Bathroom vents are important for a lot of reasons but mostly to remove moistue when bathing. They should be quiet, efficient for the room size, and strategically placed. They should be vented to code and sealed off with no leaks from the unit to the exterior vent.
I'm sure you know where this is going. So my builder thought it would be a great idea to buy a bunch of - might I add, the WORST vent on the market - a 50 cfm (cubic feet per minute) with a noise level of 4.0 and place them in all the bathrooms regardless of the room size or the ceiling height. Couple that with the fact that the installer thought it would be good idea to shove a box in my ceiling and tape it in place and not even bother to fully hook up the exhaust duct work to the unit and if he did, it was never taped in place and leaked which basically sent the steam between my ceiling rafters. I'm not sure if a 3" duct to the roof met code a few years ago but if it didn't, it's what he used anyway.
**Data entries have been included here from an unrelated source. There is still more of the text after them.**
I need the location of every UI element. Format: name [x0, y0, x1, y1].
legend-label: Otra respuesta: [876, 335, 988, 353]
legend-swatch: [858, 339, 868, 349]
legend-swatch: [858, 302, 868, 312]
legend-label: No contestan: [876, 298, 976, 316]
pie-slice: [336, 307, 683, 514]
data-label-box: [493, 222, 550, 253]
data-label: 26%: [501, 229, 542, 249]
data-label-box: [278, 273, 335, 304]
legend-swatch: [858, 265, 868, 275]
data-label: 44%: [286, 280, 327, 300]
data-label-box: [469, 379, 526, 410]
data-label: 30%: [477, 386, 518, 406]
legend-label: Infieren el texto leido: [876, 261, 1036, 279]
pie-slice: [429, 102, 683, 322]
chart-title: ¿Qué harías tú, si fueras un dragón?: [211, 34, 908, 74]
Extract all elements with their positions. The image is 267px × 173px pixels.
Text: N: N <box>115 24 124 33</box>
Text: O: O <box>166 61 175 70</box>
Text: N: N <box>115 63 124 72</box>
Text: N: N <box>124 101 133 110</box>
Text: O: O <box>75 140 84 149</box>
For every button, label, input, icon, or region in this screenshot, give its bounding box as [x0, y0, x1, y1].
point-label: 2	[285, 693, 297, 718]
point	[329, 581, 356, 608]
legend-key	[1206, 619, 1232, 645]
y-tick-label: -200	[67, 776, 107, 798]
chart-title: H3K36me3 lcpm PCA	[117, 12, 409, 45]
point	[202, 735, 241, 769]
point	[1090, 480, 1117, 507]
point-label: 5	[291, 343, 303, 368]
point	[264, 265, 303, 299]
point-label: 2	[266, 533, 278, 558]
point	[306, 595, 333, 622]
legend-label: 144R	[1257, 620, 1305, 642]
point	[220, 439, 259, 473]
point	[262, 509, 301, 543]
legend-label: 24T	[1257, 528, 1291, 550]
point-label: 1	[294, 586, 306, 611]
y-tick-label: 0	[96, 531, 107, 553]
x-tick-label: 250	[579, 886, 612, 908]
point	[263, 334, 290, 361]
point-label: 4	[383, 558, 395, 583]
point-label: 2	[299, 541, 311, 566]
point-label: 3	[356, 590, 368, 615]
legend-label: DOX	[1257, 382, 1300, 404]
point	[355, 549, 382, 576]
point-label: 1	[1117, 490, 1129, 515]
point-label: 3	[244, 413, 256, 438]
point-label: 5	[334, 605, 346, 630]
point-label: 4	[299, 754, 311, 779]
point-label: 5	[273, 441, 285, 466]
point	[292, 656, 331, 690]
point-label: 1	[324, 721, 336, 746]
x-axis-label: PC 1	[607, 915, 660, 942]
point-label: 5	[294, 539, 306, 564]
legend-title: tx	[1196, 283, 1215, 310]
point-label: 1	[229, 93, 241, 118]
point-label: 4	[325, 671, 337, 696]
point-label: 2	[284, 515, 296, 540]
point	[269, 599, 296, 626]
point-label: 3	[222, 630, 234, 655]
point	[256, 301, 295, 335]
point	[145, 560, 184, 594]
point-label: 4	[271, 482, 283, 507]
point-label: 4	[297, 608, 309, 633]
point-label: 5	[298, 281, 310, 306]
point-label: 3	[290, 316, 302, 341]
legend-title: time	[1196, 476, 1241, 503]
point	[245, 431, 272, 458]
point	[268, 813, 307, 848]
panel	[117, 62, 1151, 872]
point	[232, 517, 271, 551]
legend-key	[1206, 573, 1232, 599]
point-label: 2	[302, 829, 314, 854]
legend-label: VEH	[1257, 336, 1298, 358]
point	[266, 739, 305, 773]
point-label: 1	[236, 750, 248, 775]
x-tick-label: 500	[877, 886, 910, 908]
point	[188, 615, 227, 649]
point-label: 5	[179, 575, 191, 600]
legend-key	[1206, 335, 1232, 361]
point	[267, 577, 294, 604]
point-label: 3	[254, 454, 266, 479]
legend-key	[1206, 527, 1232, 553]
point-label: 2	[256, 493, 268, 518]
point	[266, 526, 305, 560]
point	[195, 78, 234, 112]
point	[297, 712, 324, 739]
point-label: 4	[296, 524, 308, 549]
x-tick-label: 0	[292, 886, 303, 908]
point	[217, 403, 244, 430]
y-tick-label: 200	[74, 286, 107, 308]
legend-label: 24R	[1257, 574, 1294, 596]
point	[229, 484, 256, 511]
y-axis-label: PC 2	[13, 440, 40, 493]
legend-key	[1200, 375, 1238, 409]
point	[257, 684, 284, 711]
So I bought wonderful super quiet 50/80/100 cfm with a noise level of .9 when using the 100 cfm setting. You have to listen to know that it's on in one application because it has a 4" duct from my unit to the roof jack. The day we replaced our master bathroom vent I immediately knew I was buying 5 more. I would've loved to have a heater/vents in all baths with tubs because I feel that when bathing on a cool morning when later in the day temperatures are going to warm up, it prevents the heat from becoming necessary. At the VERY LEAST that should be a building standard for a mster bathroom, but nope, this builder only installed the cheapest vent on the market and located it on the vault furthest away from the shower. I couldn't have installed a vent heater if I wanted and I did want to because there was no access. So imagine a vaulted huge master bathroom with one tiny 50 com vent that did absolutely nothing. It should've have failed inspection based on location alone.
Now that all the vents were replaced and properly taped for a good seal to the actual duct work using a 4" to 3" interface, the smaller rooms are noisier than my master bath probably on account of not having 4" duct work. But in all they are quieter and do the job. Any location where I have a shower, I used to 100 cfm setting but may back to down to 80 instead for a quieter experience.
In researching duct diameter, use 4" since 3" is a waste of time and material and means you have a cheap vent. Also, if you ever want to update anything, the new models are not 3" and you may have to replace all the duct work to the roof when you enter into renovation projects requiring permits - a very costly requirement. Not to mention, my first arguement that is you want steam removed from you bathroom so get a decent model and use the 4" hose right off the bat.
We bought a builder spec home from a previous owner. It was approx 4 years old...we've been here 2. It turned into a fixer upper. I always thought "spec" meant the builder added bells and whistles that their subs could provide, hoping a buyer would use them as an example for a house. You can buy this one or taylor one to suit your needs. Was I wrong! I am so frustrated with the lack of workmanship that I decided to write about it.